Explainable AI (XAI) in Healthcare: Bridging the Gap between Accuracy and Interpretability
Keywords:
Explainable Artificial Intelligence, XAI, healthcare, medical AI, model interpretability, black-box models, transparency, clinical decision support systems, patient trust, machine learning, deep learning, ethical AI, regulatory compliance, diagnostic accuracy, model explainabilityAbstract
Artificial Intelligence (AI) has demonstrated significant potential in revolutionizing healthcare by enhancing diagnostic accuracy, predicting patient outcomes, and optimizing treatment plans. However, the increasing reliance on complex, black-box models has raised critical concerns around transparency, trust, and accountability—particularly in high-stakes medical settings where interpretability is vital for clinical decision-making. This paper explores Explainable AI (XAI) as a solution to bridge the gap between model performance and human interpretability. We review current XAI techniques, including post-hoc methods like SHAP and LIME, and intrinsically interpretable models, assessing their applicability and limitations within healthcare contexts.

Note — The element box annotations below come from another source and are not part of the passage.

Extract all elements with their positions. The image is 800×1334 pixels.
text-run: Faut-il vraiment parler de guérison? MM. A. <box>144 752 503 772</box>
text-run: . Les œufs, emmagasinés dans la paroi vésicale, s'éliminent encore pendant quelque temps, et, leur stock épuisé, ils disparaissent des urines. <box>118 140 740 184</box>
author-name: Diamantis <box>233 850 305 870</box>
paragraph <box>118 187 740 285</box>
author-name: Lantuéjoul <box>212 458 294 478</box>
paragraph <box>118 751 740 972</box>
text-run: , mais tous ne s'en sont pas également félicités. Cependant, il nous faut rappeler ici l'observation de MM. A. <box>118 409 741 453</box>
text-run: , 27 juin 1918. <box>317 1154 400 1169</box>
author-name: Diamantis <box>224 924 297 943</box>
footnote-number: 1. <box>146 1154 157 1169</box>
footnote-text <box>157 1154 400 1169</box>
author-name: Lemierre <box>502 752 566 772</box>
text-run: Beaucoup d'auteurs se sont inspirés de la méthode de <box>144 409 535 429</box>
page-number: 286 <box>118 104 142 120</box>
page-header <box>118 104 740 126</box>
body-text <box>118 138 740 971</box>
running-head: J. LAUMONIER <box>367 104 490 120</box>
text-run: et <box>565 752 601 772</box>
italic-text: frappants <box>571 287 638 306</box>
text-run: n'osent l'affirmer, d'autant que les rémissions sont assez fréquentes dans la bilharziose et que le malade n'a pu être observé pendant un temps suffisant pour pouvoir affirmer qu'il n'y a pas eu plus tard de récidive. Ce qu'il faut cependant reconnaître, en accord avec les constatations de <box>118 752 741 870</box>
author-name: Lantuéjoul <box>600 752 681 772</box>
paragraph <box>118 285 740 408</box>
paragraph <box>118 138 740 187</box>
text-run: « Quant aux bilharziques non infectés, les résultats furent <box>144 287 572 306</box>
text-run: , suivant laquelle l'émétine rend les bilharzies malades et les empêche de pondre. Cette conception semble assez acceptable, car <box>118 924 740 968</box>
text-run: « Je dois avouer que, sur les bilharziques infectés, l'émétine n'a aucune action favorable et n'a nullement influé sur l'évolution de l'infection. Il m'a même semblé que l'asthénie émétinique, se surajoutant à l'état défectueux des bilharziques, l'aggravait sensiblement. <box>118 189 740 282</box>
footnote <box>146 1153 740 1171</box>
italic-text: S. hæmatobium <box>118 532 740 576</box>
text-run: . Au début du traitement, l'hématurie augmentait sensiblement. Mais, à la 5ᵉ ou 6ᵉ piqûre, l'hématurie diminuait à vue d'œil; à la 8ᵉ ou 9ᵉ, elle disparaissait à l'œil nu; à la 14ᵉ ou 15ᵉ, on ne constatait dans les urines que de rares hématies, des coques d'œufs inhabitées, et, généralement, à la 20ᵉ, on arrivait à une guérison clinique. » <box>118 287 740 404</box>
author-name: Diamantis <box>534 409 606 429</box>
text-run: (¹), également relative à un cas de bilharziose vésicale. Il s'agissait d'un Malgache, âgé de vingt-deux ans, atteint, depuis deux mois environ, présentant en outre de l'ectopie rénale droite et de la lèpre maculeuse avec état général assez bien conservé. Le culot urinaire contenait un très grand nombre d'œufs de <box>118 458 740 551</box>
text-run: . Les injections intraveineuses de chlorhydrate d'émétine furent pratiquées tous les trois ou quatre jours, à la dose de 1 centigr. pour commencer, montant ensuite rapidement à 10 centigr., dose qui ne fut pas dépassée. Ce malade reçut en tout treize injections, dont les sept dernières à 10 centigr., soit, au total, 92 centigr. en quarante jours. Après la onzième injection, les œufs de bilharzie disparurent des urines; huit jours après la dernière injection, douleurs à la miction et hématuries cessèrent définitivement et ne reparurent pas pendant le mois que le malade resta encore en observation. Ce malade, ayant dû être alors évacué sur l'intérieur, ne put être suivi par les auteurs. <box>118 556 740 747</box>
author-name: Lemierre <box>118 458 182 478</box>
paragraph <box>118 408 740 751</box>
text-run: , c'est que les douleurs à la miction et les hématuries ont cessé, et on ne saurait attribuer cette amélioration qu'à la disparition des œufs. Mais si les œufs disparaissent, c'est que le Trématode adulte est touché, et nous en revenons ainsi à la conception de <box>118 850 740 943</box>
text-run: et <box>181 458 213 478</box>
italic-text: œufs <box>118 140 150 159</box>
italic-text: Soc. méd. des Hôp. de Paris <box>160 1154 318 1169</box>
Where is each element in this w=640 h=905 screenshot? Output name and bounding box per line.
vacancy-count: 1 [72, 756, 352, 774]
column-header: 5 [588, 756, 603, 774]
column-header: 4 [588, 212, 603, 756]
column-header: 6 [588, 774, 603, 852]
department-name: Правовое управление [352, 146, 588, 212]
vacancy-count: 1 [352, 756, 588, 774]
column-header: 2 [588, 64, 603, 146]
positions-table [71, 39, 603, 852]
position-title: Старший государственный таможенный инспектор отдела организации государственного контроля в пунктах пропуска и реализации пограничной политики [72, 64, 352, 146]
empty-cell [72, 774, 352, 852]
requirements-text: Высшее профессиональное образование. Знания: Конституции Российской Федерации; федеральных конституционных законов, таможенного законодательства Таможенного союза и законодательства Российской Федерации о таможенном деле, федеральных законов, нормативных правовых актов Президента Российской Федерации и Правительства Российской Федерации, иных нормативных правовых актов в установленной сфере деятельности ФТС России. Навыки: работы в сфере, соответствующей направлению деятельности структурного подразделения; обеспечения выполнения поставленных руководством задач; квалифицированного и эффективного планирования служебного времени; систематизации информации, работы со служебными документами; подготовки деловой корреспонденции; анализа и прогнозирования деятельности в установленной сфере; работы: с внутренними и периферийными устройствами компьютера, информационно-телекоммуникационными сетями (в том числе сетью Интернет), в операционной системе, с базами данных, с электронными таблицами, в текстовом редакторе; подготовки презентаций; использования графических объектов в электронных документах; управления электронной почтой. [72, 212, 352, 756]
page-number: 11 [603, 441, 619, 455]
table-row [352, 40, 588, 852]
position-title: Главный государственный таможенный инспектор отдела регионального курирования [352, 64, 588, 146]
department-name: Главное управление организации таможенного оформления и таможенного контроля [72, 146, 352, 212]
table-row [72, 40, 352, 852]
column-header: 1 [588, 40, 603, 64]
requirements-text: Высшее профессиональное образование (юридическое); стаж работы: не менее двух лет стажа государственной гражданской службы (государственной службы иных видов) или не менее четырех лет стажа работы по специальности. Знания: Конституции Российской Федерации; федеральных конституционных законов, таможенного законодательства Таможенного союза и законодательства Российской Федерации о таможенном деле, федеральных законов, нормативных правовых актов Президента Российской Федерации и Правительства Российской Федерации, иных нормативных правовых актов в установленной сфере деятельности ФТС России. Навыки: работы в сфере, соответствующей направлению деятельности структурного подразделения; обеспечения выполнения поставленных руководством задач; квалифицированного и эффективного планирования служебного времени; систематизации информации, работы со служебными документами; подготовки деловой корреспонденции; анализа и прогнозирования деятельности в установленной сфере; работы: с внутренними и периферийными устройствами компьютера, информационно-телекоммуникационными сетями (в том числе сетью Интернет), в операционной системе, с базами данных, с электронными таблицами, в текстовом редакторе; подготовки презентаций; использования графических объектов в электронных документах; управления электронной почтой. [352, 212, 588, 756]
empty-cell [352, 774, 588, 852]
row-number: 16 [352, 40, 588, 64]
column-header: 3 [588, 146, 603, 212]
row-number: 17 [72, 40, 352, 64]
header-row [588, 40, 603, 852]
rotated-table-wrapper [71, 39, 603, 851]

Through selected case studies in radiology, oncology, and clinical decision support systems, we examine how XAI can improve clinician trust and facilitate informed decision-making without compromising predictive accuracy. Our analysis highlights persistent challenges such as balancing explanation fidelity with usability, addressing data biases, and aligning explanations with clinical reasoning. We propose a multidisciplinary framework that integrates technical, ethical, and user-centered principles to support the development of trustworthy XAI systems. Future research directions include the standardization of interpretability metrics, the co-design of models with clinicians, and regulatory considerations for deploying XAI in clinical practice. By aligning technological advances with human-centered design, XAI has the potential to transform AI into a reliable partner in healthcare delivery.